Many later anecdotal stories have clouded the issue. All stories agree that the Baillargeon captive was brought back to Québec with another young captive by Monsieur de Tracy.Monsieur de Tracy arranged for the girls to stay for a short time in the Ursuline convent until they could be successfully reintroduced into Québec society.It has been said that all the held Iroquois captives were returned by 1666, so some people think that the girls were in the convent in 1666.Others think that they entered the convent in 1667.
What few people seem to focus on is that upon the girls' entry into the convent, their names and details about them were put into a registry of girls who entered and exited from the convent.This registry is primary source material: written by the nuns in the ordinary course of their work at the time the Baillargeon captive was admitted to the convent.It should be the very first place we look for information to help us correctly identify the Baillargeon captive.
So what is this registry, where is it, and what does it say?It isthe "Registre des entrées et sorties des petites filles Francaises et Sauvages de 1641 a 1719." It resides in the Archives of the Urselines of Quebec, (A.U.Q.). The entry in question is on folio 39, verso: (f 39v bis): "Le 28me may: Marie Magdelaine Bourgery agée de 15 ans et Anne Baillargeon agée de 16 ans qui ont esté prise par les Iroquois et ramenées de ce pays nous ont estés données pour estre instruicte par Monsieur de Tracy; c'est ce bon seigneur qui doit payer leur pention quarante huict escus par an."
According to the registry, the Baillargeon captive's name was Anne Baillargeon and she was age 16 at the time she entered the convent.
But what about the Anne/Jeanne same name theory?
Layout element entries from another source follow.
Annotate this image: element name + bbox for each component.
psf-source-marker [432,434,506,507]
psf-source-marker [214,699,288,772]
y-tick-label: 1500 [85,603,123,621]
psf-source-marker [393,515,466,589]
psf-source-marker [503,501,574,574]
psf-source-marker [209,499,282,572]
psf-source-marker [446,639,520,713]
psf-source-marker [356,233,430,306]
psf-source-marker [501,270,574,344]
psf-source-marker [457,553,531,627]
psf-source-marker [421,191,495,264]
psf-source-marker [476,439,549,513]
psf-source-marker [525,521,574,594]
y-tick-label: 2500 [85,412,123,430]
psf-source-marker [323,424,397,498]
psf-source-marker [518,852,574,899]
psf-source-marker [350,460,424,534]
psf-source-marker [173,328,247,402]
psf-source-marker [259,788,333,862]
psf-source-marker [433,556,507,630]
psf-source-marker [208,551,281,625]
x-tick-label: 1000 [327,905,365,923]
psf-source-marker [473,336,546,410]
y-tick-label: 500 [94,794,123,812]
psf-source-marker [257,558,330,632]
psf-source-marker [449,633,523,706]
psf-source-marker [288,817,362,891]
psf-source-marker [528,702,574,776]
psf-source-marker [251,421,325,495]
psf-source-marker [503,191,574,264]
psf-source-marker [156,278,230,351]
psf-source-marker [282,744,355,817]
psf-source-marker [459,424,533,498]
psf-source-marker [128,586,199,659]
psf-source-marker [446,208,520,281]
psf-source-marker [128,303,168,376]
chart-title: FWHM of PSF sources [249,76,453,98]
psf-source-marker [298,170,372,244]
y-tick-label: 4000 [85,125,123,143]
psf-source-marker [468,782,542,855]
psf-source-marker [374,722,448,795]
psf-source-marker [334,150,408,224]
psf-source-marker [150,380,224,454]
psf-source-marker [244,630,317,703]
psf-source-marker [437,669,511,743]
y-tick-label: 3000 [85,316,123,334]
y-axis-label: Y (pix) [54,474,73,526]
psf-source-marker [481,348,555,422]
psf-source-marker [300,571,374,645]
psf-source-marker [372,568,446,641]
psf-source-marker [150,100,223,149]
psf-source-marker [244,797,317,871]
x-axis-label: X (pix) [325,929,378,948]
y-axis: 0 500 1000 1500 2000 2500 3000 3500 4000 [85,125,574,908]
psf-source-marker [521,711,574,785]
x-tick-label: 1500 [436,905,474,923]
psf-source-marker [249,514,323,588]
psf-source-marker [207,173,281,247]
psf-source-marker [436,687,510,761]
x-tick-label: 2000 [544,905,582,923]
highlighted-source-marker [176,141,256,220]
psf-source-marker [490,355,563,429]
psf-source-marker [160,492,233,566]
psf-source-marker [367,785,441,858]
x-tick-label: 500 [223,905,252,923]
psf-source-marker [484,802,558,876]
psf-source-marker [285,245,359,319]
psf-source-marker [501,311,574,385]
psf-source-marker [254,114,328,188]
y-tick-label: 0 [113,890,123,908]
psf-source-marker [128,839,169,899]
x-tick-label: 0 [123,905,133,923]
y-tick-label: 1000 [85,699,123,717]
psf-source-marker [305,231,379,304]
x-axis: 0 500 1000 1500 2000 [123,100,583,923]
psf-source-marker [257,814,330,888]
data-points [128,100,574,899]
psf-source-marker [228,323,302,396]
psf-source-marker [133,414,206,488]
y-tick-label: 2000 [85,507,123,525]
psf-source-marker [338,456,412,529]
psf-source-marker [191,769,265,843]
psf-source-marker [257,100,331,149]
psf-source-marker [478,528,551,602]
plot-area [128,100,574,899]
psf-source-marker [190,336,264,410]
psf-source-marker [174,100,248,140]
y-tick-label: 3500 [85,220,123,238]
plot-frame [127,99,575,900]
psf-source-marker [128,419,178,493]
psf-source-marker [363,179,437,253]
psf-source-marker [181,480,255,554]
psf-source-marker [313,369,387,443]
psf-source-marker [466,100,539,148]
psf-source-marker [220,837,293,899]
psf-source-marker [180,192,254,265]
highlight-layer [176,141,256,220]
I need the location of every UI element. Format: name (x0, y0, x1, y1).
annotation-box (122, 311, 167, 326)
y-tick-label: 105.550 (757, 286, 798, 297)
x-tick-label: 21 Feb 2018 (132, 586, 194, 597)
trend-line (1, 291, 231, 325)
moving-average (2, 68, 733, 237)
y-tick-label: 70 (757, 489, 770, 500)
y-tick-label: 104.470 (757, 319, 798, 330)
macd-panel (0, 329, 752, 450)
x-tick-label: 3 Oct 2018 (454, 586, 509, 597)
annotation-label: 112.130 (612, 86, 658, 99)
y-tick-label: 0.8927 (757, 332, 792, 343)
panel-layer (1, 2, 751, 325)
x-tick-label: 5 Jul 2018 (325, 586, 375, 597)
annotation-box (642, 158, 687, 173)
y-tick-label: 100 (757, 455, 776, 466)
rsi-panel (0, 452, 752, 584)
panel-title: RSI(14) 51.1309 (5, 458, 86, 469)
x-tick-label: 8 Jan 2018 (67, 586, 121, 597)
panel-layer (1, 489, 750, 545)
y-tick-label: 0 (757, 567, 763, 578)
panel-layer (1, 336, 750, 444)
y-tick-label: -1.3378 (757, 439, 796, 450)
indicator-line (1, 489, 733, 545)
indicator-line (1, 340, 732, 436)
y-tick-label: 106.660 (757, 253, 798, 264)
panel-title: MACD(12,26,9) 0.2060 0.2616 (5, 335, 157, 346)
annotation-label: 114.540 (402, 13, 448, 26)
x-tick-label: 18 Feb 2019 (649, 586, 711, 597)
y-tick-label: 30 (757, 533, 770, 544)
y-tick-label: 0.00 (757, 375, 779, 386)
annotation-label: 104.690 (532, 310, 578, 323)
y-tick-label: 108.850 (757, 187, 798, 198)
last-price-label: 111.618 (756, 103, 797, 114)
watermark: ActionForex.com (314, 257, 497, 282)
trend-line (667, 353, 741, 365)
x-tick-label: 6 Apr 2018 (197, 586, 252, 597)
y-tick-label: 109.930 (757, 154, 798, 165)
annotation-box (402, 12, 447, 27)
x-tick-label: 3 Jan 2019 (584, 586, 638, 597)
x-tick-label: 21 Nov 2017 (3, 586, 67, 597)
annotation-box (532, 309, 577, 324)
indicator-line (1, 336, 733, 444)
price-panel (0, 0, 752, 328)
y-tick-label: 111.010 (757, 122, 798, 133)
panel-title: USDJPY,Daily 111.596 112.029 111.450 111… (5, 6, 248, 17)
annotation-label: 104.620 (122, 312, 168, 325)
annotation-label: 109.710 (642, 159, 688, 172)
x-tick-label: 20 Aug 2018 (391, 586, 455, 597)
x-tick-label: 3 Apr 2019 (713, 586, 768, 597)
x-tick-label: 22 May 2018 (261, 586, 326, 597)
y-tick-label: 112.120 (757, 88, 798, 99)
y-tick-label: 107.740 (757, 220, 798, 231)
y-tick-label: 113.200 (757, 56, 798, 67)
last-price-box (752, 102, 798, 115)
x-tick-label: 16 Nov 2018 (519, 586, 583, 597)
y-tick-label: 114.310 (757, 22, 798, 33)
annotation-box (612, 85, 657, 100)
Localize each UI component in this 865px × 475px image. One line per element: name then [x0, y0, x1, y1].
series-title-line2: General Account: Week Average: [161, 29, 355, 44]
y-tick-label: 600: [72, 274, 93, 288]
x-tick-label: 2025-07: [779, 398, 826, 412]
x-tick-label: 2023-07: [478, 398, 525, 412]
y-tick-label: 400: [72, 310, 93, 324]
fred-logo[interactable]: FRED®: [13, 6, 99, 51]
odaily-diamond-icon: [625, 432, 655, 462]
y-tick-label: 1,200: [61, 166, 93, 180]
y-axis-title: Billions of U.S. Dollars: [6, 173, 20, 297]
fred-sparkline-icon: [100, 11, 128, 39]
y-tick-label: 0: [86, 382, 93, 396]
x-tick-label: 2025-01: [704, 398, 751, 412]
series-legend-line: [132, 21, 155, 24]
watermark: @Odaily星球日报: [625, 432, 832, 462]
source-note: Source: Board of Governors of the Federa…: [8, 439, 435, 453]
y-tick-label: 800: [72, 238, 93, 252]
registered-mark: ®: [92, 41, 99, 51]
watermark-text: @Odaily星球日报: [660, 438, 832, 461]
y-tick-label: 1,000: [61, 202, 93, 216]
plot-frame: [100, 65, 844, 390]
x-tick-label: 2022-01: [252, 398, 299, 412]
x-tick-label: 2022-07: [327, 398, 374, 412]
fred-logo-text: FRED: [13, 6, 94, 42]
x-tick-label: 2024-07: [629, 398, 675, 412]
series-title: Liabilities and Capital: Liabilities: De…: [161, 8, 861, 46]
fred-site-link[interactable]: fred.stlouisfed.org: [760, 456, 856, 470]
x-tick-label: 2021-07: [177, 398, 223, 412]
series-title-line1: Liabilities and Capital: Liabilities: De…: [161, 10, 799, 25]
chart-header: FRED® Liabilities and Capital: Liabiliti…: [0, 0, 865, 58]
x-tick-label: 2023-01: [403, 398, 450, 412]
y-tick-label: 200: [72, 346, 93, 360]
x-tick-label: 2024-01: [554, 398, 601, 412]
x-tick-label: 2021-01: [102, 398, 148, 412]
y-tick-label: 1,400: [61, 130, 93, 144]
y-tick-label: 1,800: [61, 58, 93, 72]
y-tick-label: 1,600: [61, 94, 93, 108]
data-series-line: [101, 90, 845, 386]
One online post about the Baillargeon captive that may have confused some researchers asserted that the names "Anne" and "Jeanne" were somewhat interchangeable and pronounced virtually the same in early Québec.
Even the earliest Québec settlers spoke what is considered to be Modern French--(and as far as I've been able to ascertain, even the Middle French of the preceding couple hundred years had the same pronunciation of initial "j.")Then as now, Québec inhabitants pronounced the initial "j" of "Jeanne" as a voiced palato-alveolar fricative--similar to the sound represented by "s" in the English word "leisure." Then and now "Anne" and "Jeanne" were different names with distinctive spellings.
So who was Anne Baillargeon, Iroquois captive?The dates are still a bit problematic.Nobody matches exactly, but looking at all available censuses and her baptismal record, I believe Anne Baillargeon, daughter of Mathurin Baillargeon and Marie Metayer of Trois-Rivières to be the Iroquois captive.Anne's baptismal record shows that she was baptized in Trois-Rivières on 18 November 1651, which means she would have been about 9 or 10 at the time of her capture circa 1661 and about 15 at the time of her return in 1666. The age of 16 in the register would be correct for her if she was at the convent in 1667.
This Anne Baillargeon, coincidentally, was the older sister of Jeanne Baillargeon (future wife of Paul Hus), who many family trees (mistakenly, I believe) have identified as the Baillargeon captive.